Welcome, my Eastern brother in Christ.! I have an old Deustche Grammophone copy of the Galgolithic Mass which I bought back in the 70s. And as you are so confirmed in your eastern rites, so, too, I am confirmed in my western rites.
I just had to back up and delete alot about rites and being Irish. I will not do to others what was done to me.
My cathedral parish uses a lot of the English vernacular motets written during the late Renaissance. And, yes, they work well with a reverent NO liturgy. There’s nothing wrong with a REVERENT NO liturgy.
But, we call ourselves Catholic which means universal.
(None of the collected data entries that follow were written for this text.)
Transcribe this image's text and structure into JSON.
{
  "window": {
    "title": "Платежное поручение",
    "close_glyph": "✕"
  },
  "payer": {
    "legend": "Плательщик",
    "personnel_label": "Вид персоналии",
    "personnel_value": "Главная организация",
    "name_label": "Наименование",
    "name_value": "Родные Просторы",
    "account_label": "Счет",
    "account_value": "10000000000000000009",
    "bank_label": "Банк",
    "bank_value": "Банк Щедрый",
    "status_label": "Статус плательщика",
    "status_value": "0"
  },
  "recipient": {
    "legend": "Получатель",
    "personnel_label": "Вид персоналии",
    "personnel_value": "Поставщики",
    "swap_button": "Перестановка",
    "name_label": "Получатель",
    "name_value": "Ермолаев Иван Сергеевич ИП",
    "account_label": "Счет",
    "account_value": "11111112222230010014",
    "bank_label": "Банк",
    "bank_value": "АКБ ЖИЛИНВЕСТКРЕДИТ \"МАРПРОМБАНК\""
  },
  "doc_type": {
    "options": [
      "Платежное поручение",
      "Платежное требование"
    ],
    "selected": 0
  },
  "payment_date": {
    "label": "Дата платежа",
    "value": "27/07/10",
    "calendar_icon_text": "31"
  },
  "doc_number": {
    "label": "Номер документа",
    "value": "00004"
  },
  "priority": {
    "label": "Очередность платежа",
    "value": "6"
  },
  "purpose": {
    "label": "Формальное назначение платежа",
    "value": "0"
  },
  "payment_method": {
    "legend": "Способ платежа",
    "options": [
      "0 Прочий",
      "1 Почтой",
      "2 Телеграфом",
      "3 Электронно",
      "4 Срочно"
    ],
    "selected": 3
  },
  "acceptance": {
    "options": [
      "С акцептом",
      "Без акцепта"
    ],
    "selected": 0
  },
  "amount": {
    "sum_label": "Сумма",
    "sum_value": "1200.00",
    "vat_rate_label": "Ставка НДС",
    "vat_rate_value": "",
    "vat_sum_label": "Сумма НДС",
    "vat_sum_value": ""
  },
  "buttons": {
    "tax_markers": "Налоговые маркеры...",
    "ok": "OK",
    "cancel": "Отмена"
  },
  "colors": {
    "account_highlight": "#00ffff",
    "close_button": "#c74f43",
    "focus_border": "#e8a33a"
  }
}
In my youth, I could go to Mass in New Orleans or go to Mass in Sevilla, Spain and I could participate because the Mass was the Mass…Latin…the unifying force.
And, of course, because it is not used that often in most NO parishes, Rite I is a translation of the canon of the TLM Mass.
My friend, don’t you think that as a historian and an anthropologist that I am more than aware that my ancestors in the Emerald Isle were Celtic Catholics long before they submitted to Rome?
The knotwork of their manuscripts suggests a contact with the Coptic Church in Africa. Yes, our tonsure was different.
But there was this little thing called the Synod of Whitby…
I’m sorry. I feel as fiercely as others do. I am Irish and I am Latin Rite. My ancestors did what they had to do to preserve Holy Mother Church against the Sasenach.
More gently…the daughters and sons of Erin’s Isle came here to the swamps and marshes of south Louisiana. I am fourth generation Irish in America. I served as an altar boy for my grandmothers funeral Mass (in black vestments) in 1965 in Latin. I helped bury my grandmother in Latin.
Why, in the name of Our Lord, would I want to adopt a Renaissance English translation of the Latin? ( From a liturgical view, OK, I can see it). But why, would I, being Irish and used to the TLM adopt what could, argueably, be viewed as an English translation.